Мы айдаем, а ребята, поскольку видят, в какой я фазе, на ходу начинают удовлетворять мое законное любопытство, если так можно назвать чувства, обуревающие вашего покорного слугу.
- Понимаете, Александр Петрович, - говорит этот самый Бахметьев, - вязкую извратимость нейтрона открыл прихоцифровой комплекс, построенный на основании любезно предоставленной вами базы данных. Имеем право утверждать, что этот комплекс является не чем иным, как продолжением вашей личности, а лучше сказать, так ее параллельно действующим рукавом. Посему вручение диплома об открытии вам - не только вполне справедливо, но и следует рассматривать как прецедент в правовом отношении. Важнейший прецедент! И мы надеемся, что вы не будете возражать. Вы очень нас обяжете, если не будете возражать.
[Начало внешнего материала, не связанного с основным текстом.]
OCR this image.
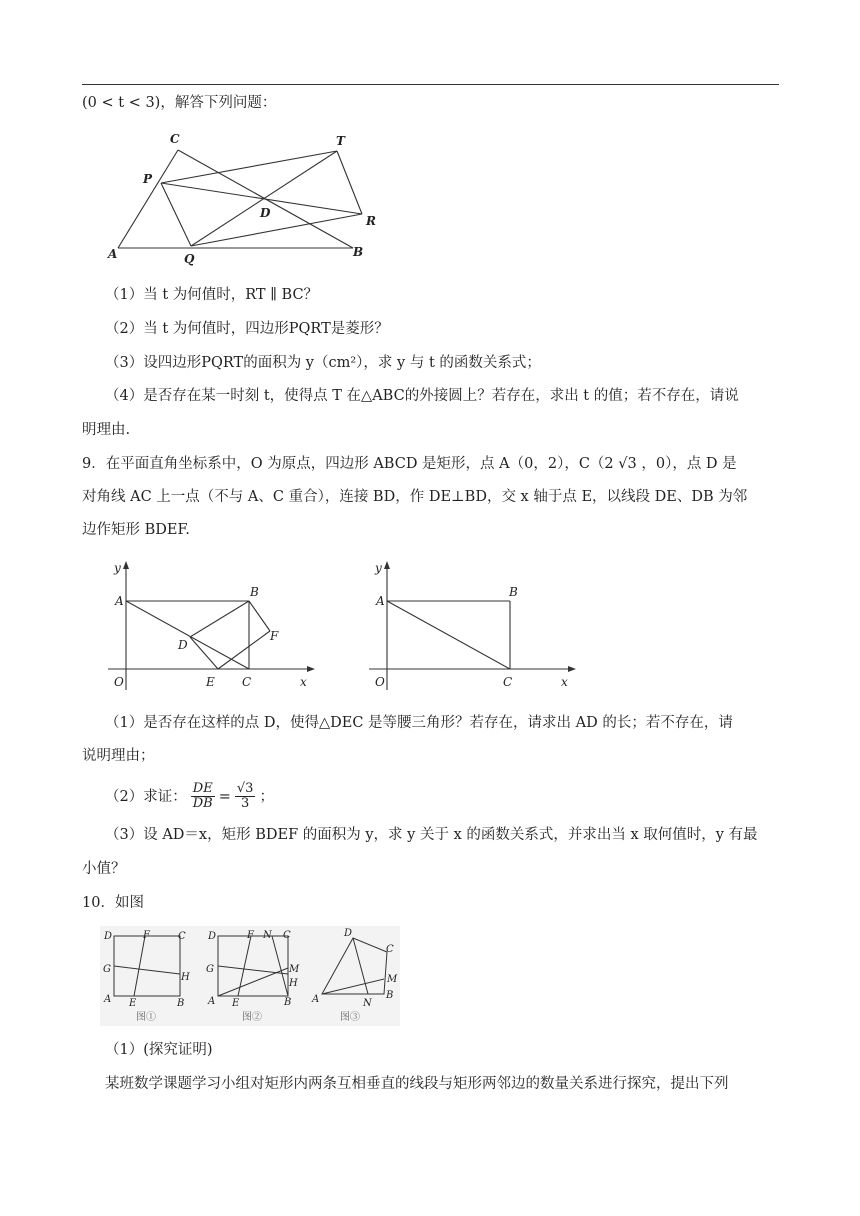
(0 < t < 3)，解答下列问题：
C	T
P
D
R
A	Q	B
（1）当 t 为何值时，RT ∥ BC？
（2）当 t 为何值时，四边形PQRT是菱形？
（3）设四边形PQRT的面积为 y（cm²），求 y 与 t 的函数关系式；
（4）是否存在某一时刻 t，使得点 T 在△ABC的外接圆上？若存在，求出 t 的值；若不存在，请说
明理由.
9．在平面直角坐标系中，O 为原点，四边形 ABCD 是矩形，点 A（0，2），C（2 √3 ，0），点 D 是
对角线 AC 上一点（不与 A、C 重合），连接 BD，作 DE⊥BD，交 x 轴于点 E，以线段 DE、DB 为邻
边作矩形 BDEF.
y
A
B
F
D
O	E C	x
y
A
B
O	C	x
（1）是否存在这样的点 D，使得△DEC 是等腰三角形？若存在，请求出 AD 的长；若不存在，请
说明理由；
（2）求证： $\frac{DE}{DB} = \frac{√3}{3}$ ；
（3）设 AD＝x，矩形 BDEF 的面积为 y，求 y 关于 x 的函数关系式，并求出当 x 取何值时，y 有最
小值？
10．如图
D	F	C
G
H
A E	B
D	F N C
G	M
H
A E	B
D
C
M
A	N
B
图①	图②	图③
（1）(探究证明)
某班数学课题学习小组对矩形内两条互相垂直的线段与矩形两邻边的数量关系进行探究，提出下列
- Буду! - ору. - Еще как буду!
- Милейший Александр Петрович! - берет меня под руку с другого бока второй Пентин главный калибр. - Позвольте вам заметить, что наш достоуважаемый патрон, представив меня в качестве Аркадия Владиславовича и только, несколько обеднил колорит, если так можно выразиться, хотя эта краткость и вполне объяснима неизбежной сумбурностью первоначального включения в предлагаемые обстоятельства.
- Короче! - рычу.
- А короче, - отвечает, - дело новое, правил и норм нет. Что мы с вами, будучи людьми разумными и не сволочами, сочтем этичным, то этичным и останется. Может быть, на века. И далеко не последнее, над чем следует подумать, это простота в обращении. Чем проще, тем ближе к естеству и, стало быть, к истине. Без бюрократических нагромождений. Я сам отчасти бюрократ и знаю, что получится, если мы дозволим этой породе развернуться на юридической почве. Взвоем. Дайте волю воображению, и вы признаете, что я прав.
- Осторожней! - говорю. - Если я дам волю воображению, от вас тут синь пороха не останется на развод, - говорю. - Это же надо! Приписать мне чужую работу, будто у меня своих мало! Кто вас надоумил?
- Вы сами, дражайший Александр Петрович, - медовым голосом загадочную речь струит отчасти бюрократ Аркадий.